When evaluating coaching candidates, what are your thoughts in terms of recruiting ability vs. coaching ability?
It has to be both. There are no perfect coaches. I was always a coach who appreciated recruiting. I still tell our coaches here now the same thing. It doesn't matter how much you know as a coach if the players can't execute what it is you know. It will be an incredibly frustrating experience for you and them because you know what needs to be done and have communicated it, but they aren't talented enough to execute it.
It always starts with the players. Always. In my estimation, it starts with the players and then you have to also partner that with X-and-O ability.
There is also a third part to that, relationship. There is so much going on in a player's life in 2011, whether it's a tough family background, trouble with their girlfriend, trouble with school, maybe all of the above. As a coach, you have to build those relationships and be able to connect with your players.
I believe those three components have to be in place to establish an excellent program instead of being lucky and good every now and then.
When you hire coaches for various sports, how big of a factor is recruiting upside?
It's the first thing. It's first. Can you recruit? Do you understand the value of talent? Or, do you think you are all that as a coach and you will coach them up? If you are somebody that will coach them up and you're competing against another program where they are also going to coach people up, but they have better players, then you are going to lose.
I think it has to be both.
A lot of fans on our boards seem to believe that the articles from some of the media about the fanbase may have impacted the search. They feel it was due to the media's relationship with the fans and/or NC State. Do you think that is true?

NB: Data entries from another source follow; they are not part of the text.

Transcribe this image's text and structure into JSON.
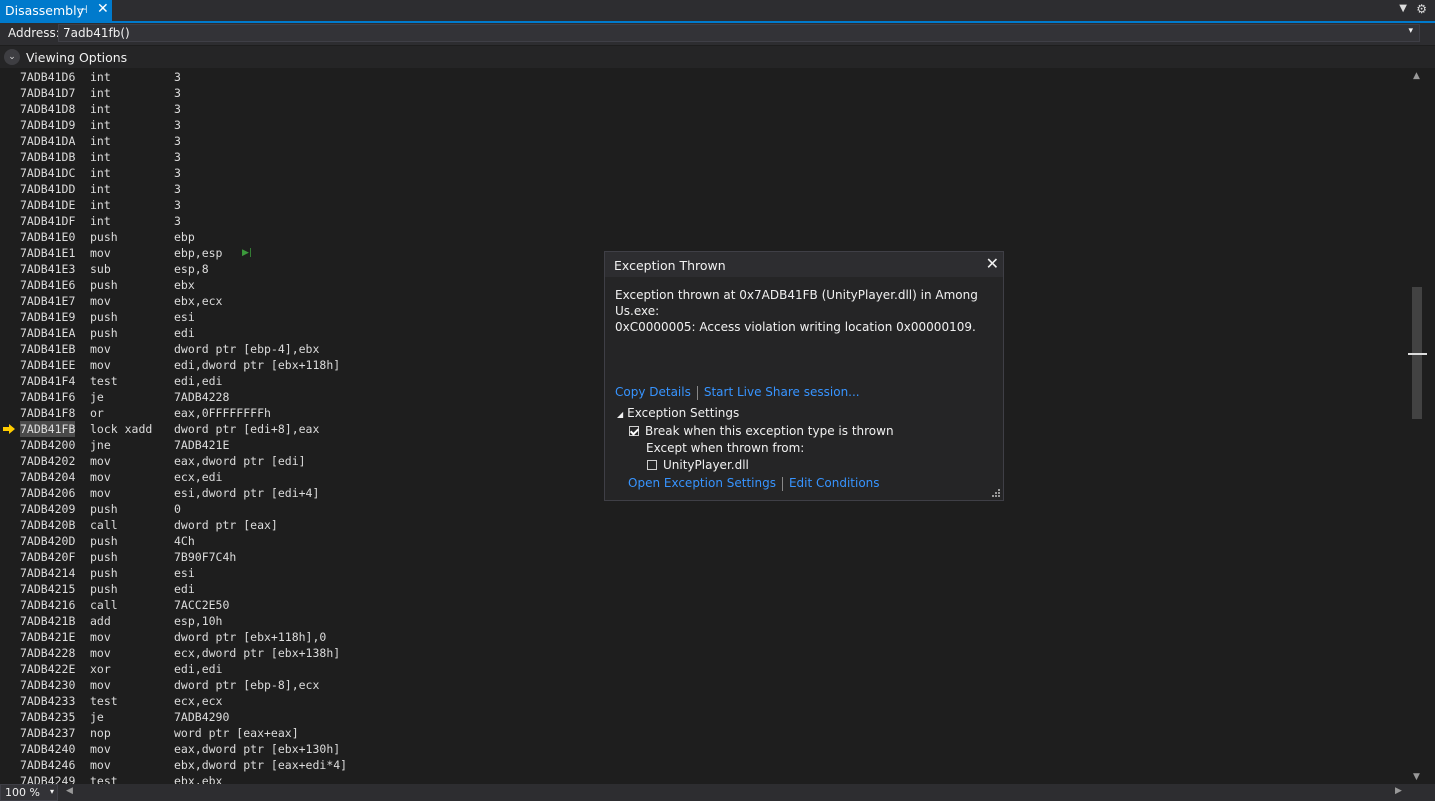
{
  "tab": {
    "title": "Disassembly",
    "pin": "⊣",
    "close": "✕"
  },
  "tabbar": {
    "menu": "▼",
    "gear": "⚙"
  },
  "address": {
    "label": "Address:",
    "value": "7adb41fb()",
    "drop": "▾"
  },
  "viewing_options": {
    "label": "Viewing Options",
    "toggle": "⌄"
  },
  "disassembly": [
    {
      "addr": "7ADB41D6",
      "mn": "int",
      "op": "3"
    },
    {
      "addr": "7ADB41D7",
      "mn": "int",
      "op": "3"
    },
    {
      "addr": "7ADB41D8",
      "mn": "int",
      "op": "3"
    },
    {
      "addr": "7ADB41D9",
      "mn": "int",
      "op": "3"
    },
    {
      "addr": "7ADB41DA",
      "mn": "int",
      "op": "3"
    },
    {
      "addr": "7ADB41DB",
      "mn": "int",
      "op": "3"
    },
    {
      "addr": "7ADB41DC",
      "mn": "int",
      "op": "3"
    },
    {
      "addr": "7ADB41DD",
      "mn": "int",
      "op": "3"
    },
    {
      "addr": "7ADB41DE",
      "mn": "int",
      "op": "3"
    },
    {
      "addr": "7ADB41DF",
      "mn": "int",
      "op": "3"
    },
    {
      "addr": "7ADB41E0",
      "mn": "push",
      "op": "ebp"
    },
    {
      "addr": "7ADB41E1",
      "mn": "mov",
      "op": "ebp,esp"
    },
    {
      "addr": "7ADB41E3",
      "mn": "sub",
      "op": "esp,8"
    },
    {
      "addr": "7ADB41E6",
      "mn": "push",
      "op": "ebx"
    },
    {
      "addr": "7ADB41E7",
      "mn": "mov",
      "op": "ebx,ecx"
    },
    {
      "addr": "7ADB41E9",
      "mn": "push",
      "op": "esi"
    },
    {
      "addr": "7ADB41EA",
      "mn": "push",
      "op": "edi"
    },
    {
      "addr": "7ADB41EB",
      "mn": "mov",
      "op": "dword ptr [ebp-4],ebx"
    },
    {
      "addr": "7ADB41EE",
      "mn": "mov",
      "op": "edi,dword ptr [ebx+118h]"
    },
    {
      "addr": "7ADB41F4",
      "mn": "test",
      "op": "edi,edi"
    },
    {
      "addr": "7ADB41F6",
      "mn": "je",
      "op": "7ADB4228"
    },
    {
      "addr": "7ADB41F8",
      "mn": "or",
      "op": "eax,0FFFFFFFFh"
    },
    {
      "addr": "7ADB41FB",
      "mn": "lock xadd",
      "op": "dword ptr [edi+8],eax"
    },
    {
      "addr": "7ADB4200",
      "mn": "jne",
      "op": "7ADB421E"
    },
    {
      "addr": "7ADB4202",
      "mn": "mov",
      "op": "eax,dword ptr [edi]"
    },
    {
      "addr": "7ADB4204",
      "mn": "mov",
      "op": "ecx,edi"
    },
    {
      "addr": "7ADB4206",
      "mn": "mov",
      "op": "esi,dword ptr [edi+4]"
    },
    {
      "addr": "7ADB4209",
      "mn": "push",
      "op": "0"
    },
    {
      "addr": "7ADB420B",
      "mn": "call",
      "op": "dword ptr [eax]"
    },
    {
      "addr": "7ADB420D",
      "mn": "push",
      "op": "4Ch"
    },
    {
      "addr": "7ADB420F",
      "mn": "push",
      "op": "7B90F7C4h"
    },
    {
      "addr": "7ADB4214",
      "mn": "push",
      "op": "esi"
    },
    {
      "addr": "7ADB4215",
      "mn": "push",
      "op": "edi"
    },
    {
      "addr": "7ADB4216",
      "mn": "call",
      "op": "7ACC2E50"
    },
    {
      "addr": "7ADB421B",
      "mn": "add",
      "op": "esp,10h"
    },
    {
      "addr": "7ADB421E",
      "mn": "mov",
      "op": "dword ptr [ebx+118h],0"
    },
    {
      "addr": "7ADB4228",
      "mn": "mov",
      "op": "ecx,dword ptr [ebx+138h]"
    },
    {
      "addr": "7ADB422E",
      "mn": "xor",
      "op": "edi,edi"
    },
    {
      "addr": "7ADB4230",
      "mn": "mov",
      "op": "dword ptr [ebp-8],ecx"
    },
    {
      "addr": "7ADB4233",
      "mn": "test",
      "op": "ecx,ecx"
    },
    {
      "addr": "7ADB4235",
      "mn": "je",
      "op": "7ADB4290"
    },
    {
      "addr": "7ADB4237",
      "mn": "nop",
      "op": "word ptr [eax+eax]"
    },
    {
      "addr": "7ADB4240",
      "mn": "mov",
      "op": "eax,dword ptr [ebx+130h]"
    },
    {
      "addr": "7ADB4246",
      "mn": "mov",
      "op": "ebx,dword ptr [eax+edi*4]"
    },
    {
      "addr": "7ADB4249",
      "mn": "test",
      "op": "ebx,ebx"
    }
  ],
  "current_row": 22,
  "run_to_click": "▶|",
  "exception": {
    "title": "Exception Thrown",
    "close": "✕",
    "message_line1": "Exception thrown at 0x7ADB41FB (UnityPlayer.dll) in Among Us.exe:",
    "message_line2": "0xC0000005: Access violation writing location 0x00000109.",
    "copy_details": "Copy Details",
    "live_share": "Start Live Share session...",
    "settings_header": "Exception Settings",
    "settings_toggle": "◢",
    "break_label": "Break when this exception type is thrown",
    "break_checked": true,
    "except_label": "Except when thrown from:",
    "module_label": "UnityPlayer.dll",
    "module_checked": false,
    "open_settings": "Open Exception Settings",
    "edit_conditions": "Edit Conditions"
  },
  "zoom": {
    "value": "100 %",
    "drop": "▾"
  },
  "scroll": {
    "up": "▲",
    "down": "▼",
    "left": "◀",
    "right": "▶"
  },
  "colors": {
    "accent": "#007acc",
    "link": "#3794ff",
    "ip_arrow": "#ffcc00"
  }
}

There is some of that. When the coaching search started, I believe three weeks before Sidney resigned, they were already writing some pretty nasty things about our fanbase. It came from their own feelings. I didn't like it. I didn't like it at all.
First of all it is unjust. The second thing is it makes it tougher, more challenging to hire. I think there is some of that there.
Is there anything as an athletics department you can do to change that?
I think Mark can help with that. He worked with ESPN, and he knows a lot of them. I think that will help.
Over time I think I'll get around to talking to some of them. I don't even know some of them, who wrote some of the nastiest things, but I'm not opposed to trying to bridge the gap.
I think there is some work to be done there, I do. To be candid with you, I was defending our fans with some of them. Really, what do we want? What do you think we should have, an apathetic fanbase? You're going to get the passion both ways, when things go well and things don't go so well.
We have a very passionate fanbase, and that is one of the things that is special about NC State.